FIG. 3 is a cross-sectional view and a developed view showing the layer structure of the LSI. 10... Semiconductor chip, 92, 93... Basic cell,
35...Al1 wiring, 39...Al2 wiring, 121...Al3 wiring.

Claims (1)

[Scope of Claims] 1. A plurality of basic cells each consisting of a plurality of semiconductor elements each having at least a MOS transistor necessary for configuring a logic gate are arranged on a semiconductor substrate, and an insulating layer is placed on top of the plurality of basic cells. In a semiconductor integrated circuit device having multiple wiring layers via
A plurality of the basic cells are arranged in one direction to form a basic cell column, and the basic cell column is divided into basic cells such that MOS transistors forming logic gates between adjacent basic cell columns face each other and have the same conductivity type.
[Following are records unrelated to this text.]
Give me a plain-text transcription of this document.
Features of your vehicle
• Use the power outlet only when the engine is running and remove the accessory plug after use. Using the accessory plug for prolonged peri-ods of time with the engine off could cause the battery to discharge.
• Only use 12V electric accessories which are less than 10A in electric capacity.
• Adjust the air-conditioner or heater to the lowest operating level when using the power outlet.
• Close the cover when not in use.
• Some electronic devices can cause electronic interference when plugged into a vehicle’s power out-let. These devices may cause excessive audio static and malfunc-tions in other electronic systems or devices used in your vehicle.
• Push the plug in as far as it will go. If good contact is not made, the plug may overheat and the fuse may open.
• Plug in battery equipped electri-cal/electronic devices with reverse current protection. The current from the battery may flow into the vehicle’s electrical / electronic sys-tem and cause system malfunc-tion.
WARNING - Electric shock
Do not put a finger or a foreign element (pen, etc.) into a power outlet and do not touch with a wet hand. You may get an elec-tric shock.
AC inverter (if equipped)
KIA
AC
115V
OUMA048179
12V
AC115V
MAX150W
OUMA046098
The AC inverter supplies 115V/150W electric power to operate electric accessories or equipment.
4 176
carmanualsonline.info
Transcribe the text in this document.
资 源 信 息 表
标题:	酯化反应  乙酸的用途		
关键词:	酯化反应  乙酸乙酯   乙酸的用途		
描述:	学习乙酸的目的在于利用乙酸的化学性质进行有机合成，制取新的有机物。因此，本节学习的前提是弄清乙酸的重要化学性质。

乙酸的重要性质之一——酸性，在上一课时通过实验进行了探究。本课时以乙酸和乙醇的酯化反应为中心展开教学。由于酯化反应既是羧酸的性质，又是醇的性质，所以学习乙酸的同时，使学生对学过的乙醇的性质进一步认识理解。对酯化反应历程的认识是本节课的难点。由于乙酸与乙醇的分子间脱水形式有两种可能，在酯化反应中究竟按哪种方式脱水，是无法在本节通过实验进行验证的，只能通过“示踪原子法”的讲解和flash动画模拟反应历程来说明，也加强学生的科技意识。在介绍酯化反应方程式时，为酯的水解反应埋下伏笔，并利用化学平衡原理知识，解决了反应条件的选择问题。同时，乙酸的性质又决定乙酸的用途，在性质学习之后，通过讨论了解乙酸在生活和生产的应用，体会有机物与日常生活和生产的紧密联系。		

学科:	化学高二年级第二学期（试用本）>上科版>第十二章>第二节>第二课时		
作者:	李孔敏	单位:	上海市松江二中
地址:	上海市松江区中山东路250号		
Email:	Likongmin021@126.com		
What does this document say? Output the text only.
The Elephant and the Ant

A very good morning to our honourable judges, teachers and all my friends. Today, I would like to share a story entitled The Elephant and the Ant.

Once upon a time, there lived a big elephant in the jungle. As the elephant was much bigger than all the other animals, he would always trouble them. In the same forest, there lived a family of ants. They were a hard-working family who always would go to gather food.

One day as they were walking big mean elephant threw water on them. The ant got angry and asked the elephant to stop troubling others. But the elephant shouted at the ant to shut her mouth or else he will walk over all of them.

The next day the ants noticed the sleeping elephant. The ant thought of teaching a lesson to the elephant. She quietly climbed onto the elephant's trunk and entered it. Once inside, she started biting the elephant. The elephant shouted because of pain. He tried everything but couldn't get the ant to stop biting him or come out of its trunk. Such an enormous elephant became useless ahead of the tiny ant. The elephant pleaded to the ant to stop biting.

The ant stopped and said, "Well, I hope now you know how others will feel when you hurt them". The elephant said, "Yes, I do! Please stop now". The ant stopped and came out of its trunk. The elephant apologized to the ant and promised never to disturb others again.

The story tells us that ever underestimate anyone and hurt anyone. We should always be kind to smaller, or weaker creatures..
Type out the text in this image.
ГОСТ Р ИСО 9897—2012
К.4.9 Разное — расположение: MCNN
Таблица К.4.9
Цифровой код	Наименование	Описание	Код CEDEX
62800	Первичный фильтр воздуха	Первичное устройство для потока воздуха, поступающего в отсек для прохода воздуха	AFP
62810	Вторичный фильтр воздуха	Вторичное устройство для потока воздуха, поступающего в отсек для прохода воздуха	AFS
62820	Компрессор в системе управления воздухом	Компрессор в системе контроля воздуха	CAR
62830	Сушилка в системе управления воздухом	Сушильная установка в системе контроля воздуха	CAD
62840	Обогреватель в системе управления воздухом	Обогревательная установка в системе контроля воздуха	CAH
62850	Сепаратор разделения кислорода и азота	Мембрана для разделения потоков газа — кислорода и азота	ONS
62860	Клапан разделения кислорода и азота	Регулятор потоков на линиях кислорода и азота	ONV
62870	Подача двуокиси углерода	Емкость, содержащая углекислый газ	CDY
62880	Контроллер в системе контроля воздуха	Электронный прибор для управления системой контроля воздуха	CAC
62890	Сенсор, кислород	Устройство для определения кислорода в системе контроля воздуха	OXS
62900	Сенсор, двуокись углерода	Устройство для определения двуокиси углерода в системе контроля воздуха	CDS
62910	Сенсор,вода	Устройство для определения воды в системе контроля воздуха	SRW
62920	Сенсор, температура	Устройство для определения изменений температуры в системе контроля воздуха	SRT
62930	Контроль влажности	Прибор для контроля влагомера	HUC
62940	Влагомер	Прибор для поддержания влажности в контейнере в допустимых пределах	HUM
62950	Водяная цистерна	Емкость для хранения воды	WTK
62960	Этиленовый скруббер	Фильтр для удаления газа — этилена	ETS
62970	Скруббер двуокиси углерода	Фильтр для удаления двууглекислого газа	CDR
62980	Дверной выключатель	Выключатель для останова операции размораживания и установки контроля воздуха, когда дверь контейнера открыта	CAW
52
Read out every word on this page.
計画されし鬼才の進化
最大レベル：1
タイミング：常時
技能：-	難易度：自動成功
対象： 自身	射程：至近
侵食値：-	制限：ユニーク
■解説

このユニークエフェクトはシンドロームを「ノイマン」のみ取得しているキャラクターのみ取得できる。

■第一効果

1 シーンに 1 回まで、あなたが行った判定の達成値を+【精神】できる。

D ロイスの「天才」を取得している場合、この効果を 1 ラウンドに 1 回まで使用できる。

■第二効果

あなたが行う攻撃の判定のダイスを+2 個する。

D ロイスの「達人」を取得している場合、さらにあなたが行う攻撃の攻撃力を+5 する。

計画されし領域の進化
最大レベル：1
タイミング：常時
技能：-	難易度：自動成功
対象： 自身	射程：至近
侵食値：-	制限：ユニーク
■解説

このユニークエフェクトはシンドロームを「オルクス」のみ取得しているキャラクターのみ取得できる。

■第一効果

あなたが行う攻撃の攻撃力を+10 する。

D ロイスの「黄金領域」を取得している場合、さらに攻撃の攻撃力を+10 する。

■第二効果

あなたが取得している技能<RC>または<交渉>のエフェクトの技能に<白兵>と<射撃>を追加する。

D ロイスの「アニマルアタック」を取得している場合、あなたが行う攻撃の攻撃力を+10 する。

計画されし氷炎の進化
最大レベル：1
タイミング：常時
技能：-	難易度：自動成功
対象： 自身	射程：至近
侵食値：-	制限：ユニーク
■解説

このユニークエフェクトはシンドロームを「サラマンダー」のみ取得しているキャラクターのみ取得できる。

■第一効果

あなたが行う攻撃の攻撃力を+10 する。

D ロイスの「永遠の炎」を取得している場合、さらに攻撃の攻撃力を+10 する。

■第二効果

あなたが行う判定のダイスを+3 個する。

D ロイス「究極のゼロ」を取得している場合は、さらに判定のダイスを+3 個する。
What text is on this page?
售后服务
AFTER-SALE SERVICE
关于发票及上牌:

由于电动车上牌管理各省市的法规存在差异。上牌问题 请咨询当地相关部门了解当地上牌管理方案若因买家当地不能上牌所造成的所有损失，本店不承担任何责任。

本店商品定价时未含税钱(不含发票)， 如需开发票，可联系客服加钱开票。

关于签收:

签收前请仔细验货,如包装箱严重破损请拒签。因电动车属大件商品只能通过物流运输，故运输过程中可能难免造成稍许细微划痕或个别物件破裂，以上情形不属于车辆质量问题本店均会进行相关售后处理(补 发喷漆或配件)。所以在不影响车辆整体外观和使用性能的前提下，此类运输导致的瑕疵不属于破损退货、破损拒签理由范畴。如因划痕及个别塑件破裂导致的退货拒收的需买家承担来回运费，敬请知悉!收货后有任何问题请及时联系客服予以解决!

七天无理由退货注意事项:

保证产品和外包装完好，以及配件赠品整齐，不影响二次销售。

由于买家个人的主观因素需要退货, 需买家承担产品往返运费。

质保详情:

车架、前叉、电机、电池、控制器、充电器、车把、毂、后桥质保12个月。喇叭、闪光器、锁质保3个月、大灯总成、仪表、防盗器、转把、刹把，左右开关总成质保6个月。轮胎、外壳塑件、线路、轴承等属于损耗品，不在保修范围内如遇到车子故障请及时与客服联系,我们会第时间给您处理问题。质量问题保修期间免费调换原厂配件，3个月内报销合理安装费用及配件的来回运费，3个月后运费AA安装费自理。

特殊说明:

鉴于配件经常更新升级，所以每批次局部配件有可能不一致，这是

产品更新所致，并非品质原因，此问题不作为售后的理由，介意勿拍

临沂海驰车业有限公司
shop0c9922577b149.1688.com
A semiconductor integrated circuit device, characterized in that a plurality of wiring layers are arranged side by side in a direction perpendicular to a column, and the plurality of wiring layers are three or more wiring layers. 2. In claim 1, a power supply line is provided between the adjacent basic cell rows using one wiring layer among the three or more wiring layers, A semiconductor integrated circuit device characterized in that the power supply line is commonly used by MOS transistors. 3. In claim 1, the circuit has a desired function by connecting within the basic cell or between the basic cells using at least a predetermined first wiring layer of the three or more wiring layers. a second wiring layer constituting a block and formed on the first wiring layer with an insulating layer interposed therebetween; and a third wiring layer formed on the second wiring layer with an insulating layer interposed therebetween. A semiconductor integrated circuit device, characterized in that the circuit blocks are connected using at least one of the following.